Tinkerbell: “Reliability is reliability, even when it’s terrible.”

14. A stomach virus

It doesn’t lie. It doesn’t pretend. It doesn’t gaslight you. It just shows up at 3 AM like, “Hope you didn’t have plans today.”

Coco: “At least it’s punctual.”

15. A fart when I have amoebic dysentery

This is the MOST untrustworthy thing on Earth. A gamble. A spiritual test. A moment where your soul leaves your body and watches from the ceiling. And yet, still more trustworthy.

Piper: “High‑risk, high‑reward.”

Tinkerbell: “Baby, that’s not a fart. That’s a prophecy.”

16. A gas station hotdog that’s been spinning since 2014

At least it hasn’t claimed to have a plan for the country.

17. My cats’ understanding of personal space

They don’t respects boundaries, much the administration.

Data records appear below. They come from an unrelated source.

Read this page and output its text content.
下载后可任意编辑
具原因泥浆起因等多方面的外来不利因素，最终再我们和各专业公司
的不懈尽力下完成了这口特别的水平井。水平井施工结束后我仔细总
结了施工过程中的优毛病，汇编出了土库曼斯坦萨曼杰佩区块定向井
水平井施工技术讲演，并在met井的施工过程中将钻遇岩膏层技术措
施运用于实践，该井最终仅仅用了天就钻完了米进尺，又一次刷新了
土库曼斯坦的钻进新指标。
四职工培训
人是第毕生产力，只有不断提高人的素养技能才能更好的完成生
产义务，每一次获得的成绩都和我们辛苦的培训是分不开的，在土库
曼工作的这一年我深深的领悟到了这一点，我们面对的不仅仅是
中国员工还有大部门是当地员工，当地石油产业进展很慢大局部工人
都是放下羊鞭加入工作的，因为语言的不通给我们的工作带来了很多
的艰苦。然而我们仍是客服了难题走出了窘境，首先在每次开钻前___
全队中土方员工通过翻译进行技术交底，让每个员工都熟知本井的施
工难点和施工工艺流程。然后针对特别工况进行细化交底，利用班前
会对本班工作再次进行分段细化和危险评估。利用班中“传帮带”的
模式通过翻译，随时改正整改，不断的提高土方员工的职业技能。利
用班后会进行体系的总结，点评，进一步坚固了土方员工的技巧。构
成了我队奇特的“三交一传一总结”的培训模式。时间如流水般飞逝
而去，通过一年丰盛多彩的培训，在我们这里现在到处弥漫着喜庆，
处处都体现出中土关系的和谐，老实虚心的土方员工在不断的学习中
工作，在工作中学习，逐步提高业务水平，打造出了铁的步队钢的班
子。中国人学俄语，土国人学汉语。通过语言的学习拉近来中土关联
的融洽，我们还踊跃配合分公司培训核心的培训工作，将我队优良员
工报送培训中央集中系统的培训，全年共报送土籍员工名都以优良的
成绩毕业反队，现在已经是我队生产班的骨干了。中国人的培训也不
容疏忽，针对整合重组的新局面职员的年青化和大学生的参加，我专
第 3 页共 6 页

But they’re consistent about something.

18. A psychic named Debra who accepts Venmo

Makes promises you can verify immediately.

19. My phone’s autocorrect

Provides helpful suggestions, not false promises.

20. The voice in my head that says, “this is a bad idea.”

Offers accountability before the disaster.

And do you know what? None of them have access to nuclear codes.

And so, after reviewing flip‑flops with abandonment issues, geese with clipboards, and Piper’s ongoing feud with law enforcement, one truth remains. There are many things in this world more trustworthy than the current administration. And most of them should not be legally trusted at all. But here we are. Surviving. Thriving. Spiritually hydrated. Held together by snacks, sarcasm, and the emotional support of three cats who have never paid taxes but have very strong opinions.

Piper is already drafting her own State of the Union. Coco is fact‑checking it with a glass of imaginary wine. Tinkerbell is praying for all of us. As for me? I’m lighting the sage again. Because after this list, the energy in here needs a full exorcism. And remember, “If chaos is inevitable, at least make it funny.” Thanks for reading! Keep resisting.

Affirmation: “I move through this chaotic timeline with the resilience of a goose with a clipboard, and the unhinged optimism of someone who still trusts a fart during amoebic dysentery more than the people allegedly running the country.”